Kamu görevlilerinin sanık olarak yargılandığı davalardaki AİHM kararlarını hatırlatan Sevimli, savcının daha önce bu nedenle yargılandığını da söyledi:
"Böyle davalarda soruşturma ve kovuşturma makamlarının dosyanın zaman aşına uğranmasında bir etkileri varsa ki burada olduğu çok açık. AİHM bu konuda 'kamu görevlileriyle ilgili zaman aşımı kararı veremezsiniz' diyor. Soruşturması sadece 10 sene sürdü ve soruşturmayı yürüten savcının hakkında da sürüncemede bırakmasından kaynaklı dava açıldı. Sonradan berat ettirilip cezası kaldırılsa da savcı bundan yargılandı ve bir yıl ceza aldı. Bu açıdan bu dosyanın zaman aşına uğranmasının temel sebebi soruşturma ve kovuşturma makamlarının olduğu çok açık. Bu davanın bu nedenle AİHM kararları ışığında zamanaşımıyla bitirilmemesi gerekirdi."
İHD'den tepki
Karara bir tepki de İnsan Hakları Derneği (İHD) MYK üyesi Gülseren Yoleri'den geldi. Yoleri, dört duvar arasında devletin koruması altındaki mahpusların güvenlik güçlerince öldürüldüğü bir katliamın zamanaşımı savunmasıyla kapatılmasının "kabul edilemez" olduğunu söyledi. Kararı kabul etmediklerini belirten Yoleri şunları söyledi:
"19 Aralık katliamı gibi dört duvar arasında tutulan ve devletin yaşam güvencesi sağlaması gereken mahpusların güvenlik güçleri tarafından vahşice öldürülmelerine dair bir davanın zamanaşımı savunması ile düşürülmesi ve bu katliamın cezasız bırakılması kabul edilemez. Bu cezasızlık uygulamasına karşı gerek yasal gerek meşru her yürlü yolla itirazlarını sürdüreceğiz. Bu katliamın unutturulmasına da cezasız bırakılmasına da sessiz kalmayacağız."
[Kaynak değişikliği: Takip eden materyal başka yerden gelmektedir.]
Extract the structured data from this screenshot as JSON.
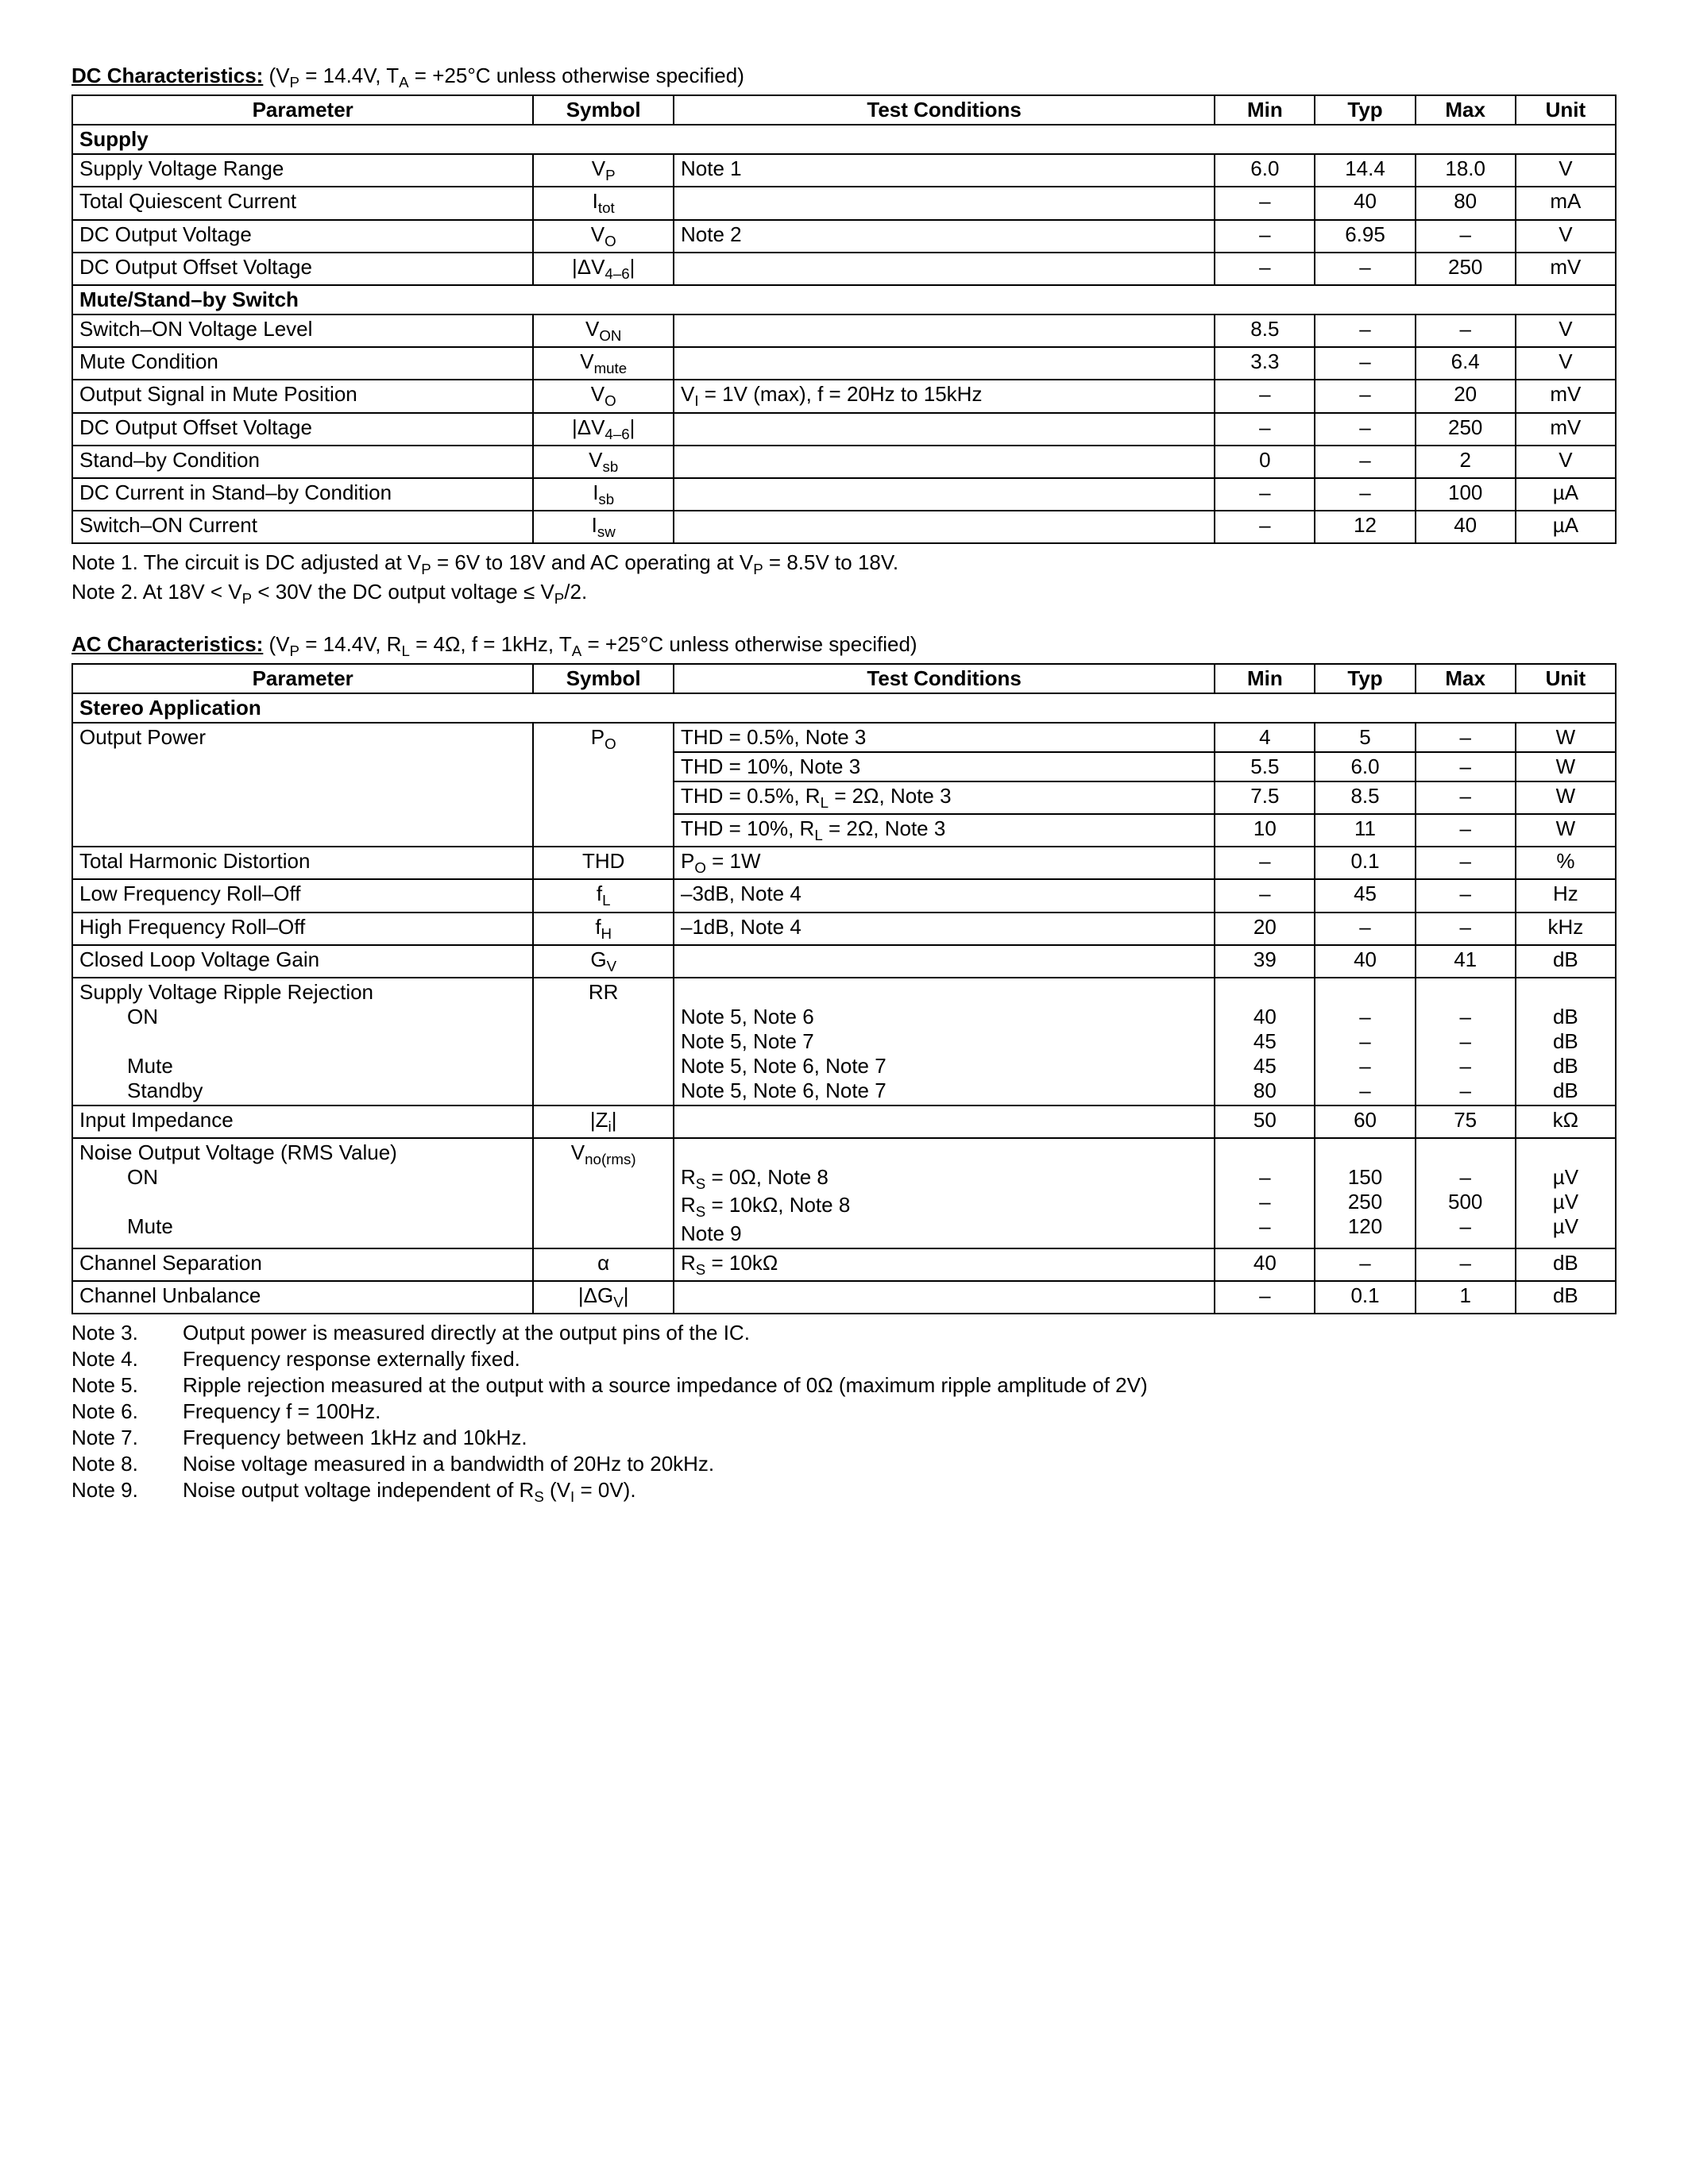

"Devletin cezasızlık ısrarı"
Yoleri, kararın cezasızlık politikasının yeni bir örneği olduğunu vurgulayarak sözlerini şöyle tamamladı:
"Doğrudan devlet güçleri yada devlet gücünü arkasına almış failler ile toplumsal cinsiyete dayalı ayrımcılık, ırkçılık gibi devletin resmi ideolojisi paralelinde suç işleyenlerin fiili veya yasal yollarla korunması yoluyla ortaya çıkan ve faile ödül anlamına gelen cezasızlık da bir devlet politikasıdır. Bu yüzden kadın cinayetlerinden, siyasi cinayetlere, katliamlara, nefret saldırı ve cinayetlerinden gözaltında kaybedilmelere, iş cinayetlerinden hapishane katliamlarına her alanda karşımıza çıkmaktadır. Cezasızlık politikası devletin bu alanlardaki politikalarında ısrarı ve bu suçları ile yüzleşmekten kaçıması ile doğrudan ilişkili olduğu gibi, bu suçların tekrar tekrar yaşanmasına alan açmakla, toplumun adalet duygusunu yok etmekte, yöneldiği alana göre topluma ciddi bir tehdit oluşturmaktadır."